There are four variants to find
:
Model.find(options, callback)
Model.findOne(options || key, callback)
<-- Also has an alias Model.get
Model.findFirst(options, callback)
Model.count(options, callback)
The latter three (findOne/get
, findFirst
, and count
) are all facades to find
and simply do not need the type
parameter in the example below.
Another note here is that type
is implied to be all
if none is given.
Album.find({
type: 'all',
conditions: {
artistId: '00000000-0000-0000-0000-000000000001'
}
}, function (err, result) {
if (err) return;
});
In the latter three facades, you can also pass in conditions
as the options
object!
Album.findOne({
artistId: '00000000-0000-0000-0000-000000000001',
albumId: '00000000-0000-0000-0000-000000000005'
}, function (err, result) {
if (err) return;
});
You only need to pass a separate conditions object when you want to add
additional parameters to the query like LIMIT
. Limit allows us to limit how
many records we are retrieving for any range query
Album.findAll({
conditions: {
artistId: '00000000-0000-0000-0000-000000000001'
},
limit: 1
}, function (err, results) {
if (err) return;
});
We can also just pass in a single key in order to fetch our record. NOTE
This only works if your schema only has a single partition/primary key and
assumes you are passing in that key. This will not work for lookup tables.
Artist.get('00000000-0000-0000-0000-000000000001', function(err, result) {
if (err) return;
});
Stream API
While also providing a standard callback API, the find function supports first
class streams! This is very convenient when doing a findAll
and processing
those records as they come instead of waiting to buffer them all into memory.

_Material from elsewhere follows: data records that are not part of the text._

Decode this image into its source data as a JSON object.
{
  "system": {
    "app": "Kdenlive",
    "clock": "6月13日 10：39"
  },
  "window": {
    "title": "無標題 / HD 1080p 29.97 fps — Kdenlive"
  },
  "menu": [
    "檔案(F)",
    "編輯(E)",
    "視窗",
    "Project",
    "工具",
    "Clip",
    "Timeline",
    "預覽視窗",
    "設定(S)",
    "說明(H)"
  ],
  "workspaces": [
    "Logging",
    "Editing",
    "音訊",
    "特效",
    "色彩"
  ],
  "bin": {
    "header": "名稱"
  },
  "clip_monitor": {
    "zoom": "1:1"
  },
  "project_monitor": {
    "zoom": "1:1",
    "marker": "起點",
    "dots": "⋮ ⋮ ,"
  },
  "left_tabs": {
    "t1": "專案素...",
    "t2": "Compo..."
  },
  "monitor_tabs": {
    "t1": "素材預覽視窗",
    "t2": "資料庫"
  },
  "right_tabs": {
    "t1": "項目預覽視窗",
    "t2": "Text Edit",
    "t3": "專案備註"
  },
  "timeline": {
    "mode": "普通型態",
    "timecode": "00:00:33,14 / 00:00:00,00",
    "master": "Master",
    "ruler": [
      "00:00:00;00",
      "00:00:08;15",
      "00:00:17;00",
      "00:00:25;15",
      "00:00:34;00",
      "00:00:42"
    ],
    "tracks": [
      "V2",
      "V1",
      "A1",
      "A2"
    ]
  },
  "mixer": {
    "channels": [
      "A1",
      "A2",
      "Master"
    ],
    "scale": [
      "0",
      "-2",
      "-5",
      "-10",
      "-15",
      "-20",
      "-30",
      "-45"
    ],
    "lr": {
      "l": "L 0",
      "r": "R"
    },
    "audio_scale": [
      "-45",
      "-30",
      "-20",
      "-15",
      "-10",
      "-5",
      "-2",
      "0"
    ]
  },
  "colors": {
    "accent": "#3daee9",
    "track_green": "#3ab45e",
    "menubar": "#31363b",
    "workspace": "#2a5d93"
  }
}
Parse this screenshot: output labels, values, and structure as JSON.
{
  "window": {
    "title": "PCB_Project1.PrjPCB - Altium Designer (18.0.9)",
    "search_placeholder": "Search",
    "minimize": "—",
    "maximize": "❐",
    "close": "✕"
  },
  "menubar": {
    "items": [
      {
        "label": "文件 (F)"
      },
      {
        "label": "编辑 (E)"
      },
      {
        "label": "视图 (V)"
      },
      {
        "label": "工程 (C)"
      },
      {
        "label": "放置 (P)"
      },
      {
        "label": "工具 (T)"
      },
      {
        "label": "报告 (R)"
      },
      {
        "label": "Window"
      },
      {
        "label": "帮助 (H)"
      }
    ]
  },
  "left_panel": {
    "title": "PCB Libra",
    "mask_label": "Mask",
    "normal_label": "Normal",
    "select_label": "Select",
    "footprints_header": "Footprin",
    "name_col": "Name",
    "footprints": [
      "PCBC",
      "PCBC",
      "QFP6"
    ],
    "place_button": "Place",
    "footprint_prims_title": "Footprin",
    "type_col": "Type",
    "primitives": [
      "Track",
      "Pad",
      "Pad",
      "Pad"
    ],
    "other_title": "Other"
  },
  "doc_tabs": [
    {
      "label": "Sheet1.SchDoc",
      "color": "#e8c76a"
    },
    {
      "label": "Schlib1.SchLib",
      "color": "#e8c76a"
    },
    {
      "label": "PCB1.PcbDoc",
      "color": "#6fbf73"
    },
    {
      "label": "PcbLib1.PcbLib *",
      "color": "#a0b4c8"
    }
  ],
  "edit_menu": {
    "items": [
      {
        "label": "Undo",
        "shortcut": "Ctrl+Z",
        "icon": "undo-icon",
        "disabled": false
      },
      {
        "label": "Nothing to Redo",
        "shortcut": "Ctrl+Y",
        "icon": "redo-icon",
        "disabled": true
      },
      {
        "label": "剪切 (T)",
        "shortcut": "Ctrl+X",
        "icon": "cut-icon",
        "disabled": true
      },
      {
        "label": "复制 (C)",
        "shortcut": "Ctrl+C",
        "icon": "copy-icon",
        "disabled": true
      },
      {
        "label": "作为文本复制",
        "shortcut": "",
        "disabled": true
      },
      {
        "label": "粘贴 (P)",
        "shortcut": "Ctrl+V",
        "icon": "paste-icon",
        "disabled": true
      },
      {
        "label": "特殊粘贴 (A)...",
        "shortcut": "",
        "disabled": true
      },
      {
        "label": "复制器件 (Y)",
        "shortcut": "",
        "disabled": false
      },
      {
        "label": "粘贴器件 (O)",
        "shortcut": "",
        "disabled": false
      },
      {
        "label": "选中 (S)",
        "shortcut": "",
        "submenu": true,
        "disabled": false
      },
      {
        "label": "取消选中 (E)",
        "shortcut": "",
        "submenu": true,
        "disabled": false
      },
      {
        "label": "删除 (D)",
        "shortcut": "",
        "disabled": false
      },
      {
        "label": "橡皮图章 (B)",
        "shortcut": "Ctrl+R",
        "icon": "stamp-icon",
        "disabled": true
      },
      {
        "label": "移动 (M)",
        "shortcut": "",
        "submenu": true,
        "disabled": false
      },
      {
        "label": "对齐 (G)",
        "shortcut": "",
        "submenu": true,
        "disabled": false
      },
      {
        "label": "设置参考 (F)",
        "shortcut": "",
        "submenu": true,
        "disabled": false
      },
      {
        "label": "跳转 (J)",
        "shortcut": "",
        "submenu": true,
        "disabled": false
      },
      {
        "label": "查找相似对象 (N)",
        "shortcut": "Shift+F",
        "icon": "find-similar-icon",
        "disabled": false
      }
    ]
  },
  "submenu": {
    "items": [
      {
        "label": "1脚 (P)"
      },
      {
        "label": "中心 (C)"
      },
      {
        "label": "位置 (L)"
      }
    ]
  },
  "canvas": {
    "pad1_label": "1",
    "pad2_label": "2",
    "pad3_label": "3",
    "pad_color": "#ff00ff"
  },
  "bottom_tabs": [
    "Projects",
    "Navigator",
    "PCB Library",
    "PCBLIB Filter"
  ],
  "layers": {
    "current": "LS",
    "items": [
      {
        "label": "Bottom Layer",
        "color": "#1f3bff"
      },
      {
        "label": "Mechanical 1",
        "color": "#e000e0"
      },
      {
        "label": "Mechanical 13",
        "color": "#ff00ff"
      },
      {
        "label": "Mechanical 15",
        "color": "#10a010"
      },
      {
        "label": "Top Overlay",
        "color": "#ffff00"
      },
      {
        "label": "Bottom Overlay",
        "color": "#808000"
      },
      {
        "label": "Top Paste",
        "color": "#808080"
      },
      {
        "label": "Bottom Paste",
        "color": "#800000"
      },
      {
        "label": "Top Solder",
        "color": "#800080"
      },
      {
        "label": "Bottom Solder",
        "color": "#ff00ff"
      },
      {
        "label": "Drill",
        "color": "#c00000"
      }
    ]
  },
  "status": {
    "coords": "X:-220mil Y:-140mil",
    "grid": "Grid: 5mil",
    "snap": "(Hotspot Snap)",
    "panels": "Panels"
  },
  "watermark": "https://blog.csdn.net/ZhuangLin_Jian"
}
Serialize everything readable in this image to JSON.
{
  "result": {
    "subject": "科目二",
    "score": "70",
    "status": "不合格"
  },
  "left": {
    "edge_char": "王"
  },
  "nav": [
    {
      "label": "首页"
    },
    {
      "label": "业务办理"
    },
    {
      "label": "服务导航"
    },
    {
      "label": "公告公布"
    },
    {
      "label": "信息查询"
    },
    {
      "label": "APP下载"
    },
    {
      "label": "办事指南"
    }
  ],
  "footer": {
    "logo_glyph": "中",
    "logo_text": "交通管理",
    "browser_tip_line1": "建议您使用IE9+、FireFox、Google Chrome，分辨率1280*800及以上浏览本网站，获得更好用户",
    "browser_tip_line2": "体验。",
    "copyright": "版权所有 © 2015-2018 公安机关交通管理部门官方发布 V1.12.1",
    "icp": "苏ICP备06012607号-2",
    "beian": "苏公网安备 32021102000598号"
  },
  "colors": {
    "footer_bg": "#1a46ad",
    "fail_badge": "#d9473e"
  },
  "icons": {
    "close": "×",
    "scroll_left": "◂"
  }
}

For example, if we were doing this inside a request handler:
var through = require('through2');
function handler(req, res) {
Album.findAll({
artistId: '00000000-0000-0000-0000-000000000001'
})
.on('error', function (err) {
res.writeHead(500);
res.end(JSON.stringify({ error: err.message }));
})
.pipe(through.obj(function (bev, enc, callback) {
callback(null, massageBeverage(bev));
}))
.pipe(res);
}
Model.remove
If you would like to remove a record or a set of records from the database, you
just need to pass in the right set of conditions
.
Model.remove(options, callback);
One thing to note here is that when deleting a single record, you can pass in
the fully formed object and we will handle stripping the unsafe parameters that
you cannot query upon based on your defined schema.
Album.remove({
artistId: '00000000-0000-0000-0000-000000000001',
albumId: '00000000-0000-0000-0000-000000000005'
}, function (err) {
if (err) return;
console.log('Successfully removed beverage');
});
This also works on a range of values, given a schema with artistId
as the
partition key and albumId
as the clustering key, like our album
model at the top of
this readme...
Album.remove({
artistId: '00000000-0000-0000-0000-000000000001'
}, function (err) {
if (err) return;
console.log('Successfully removed all albums');
});
When you remove an entity that has an associated lookup table, you need to pass
in both the partition keys of the main table AND the lookup table.
Person.remove({
personId: '12345678-1234-1234-1234-123456789012',
name: 'steve belaruse'
}, function(err) {
if (err) return;
console.log('Successfully removed artist');
});
This is necessary because a lookupKey
defines the partition key of a different
table that is created for lookups.
Model hooks
Arguably one of the most powerful features hidden in datastar
are the model hooks or life-cycle events
that allow you to hook into and modify the execution of a given statement. First let's define the operations and the hooks that they have associated.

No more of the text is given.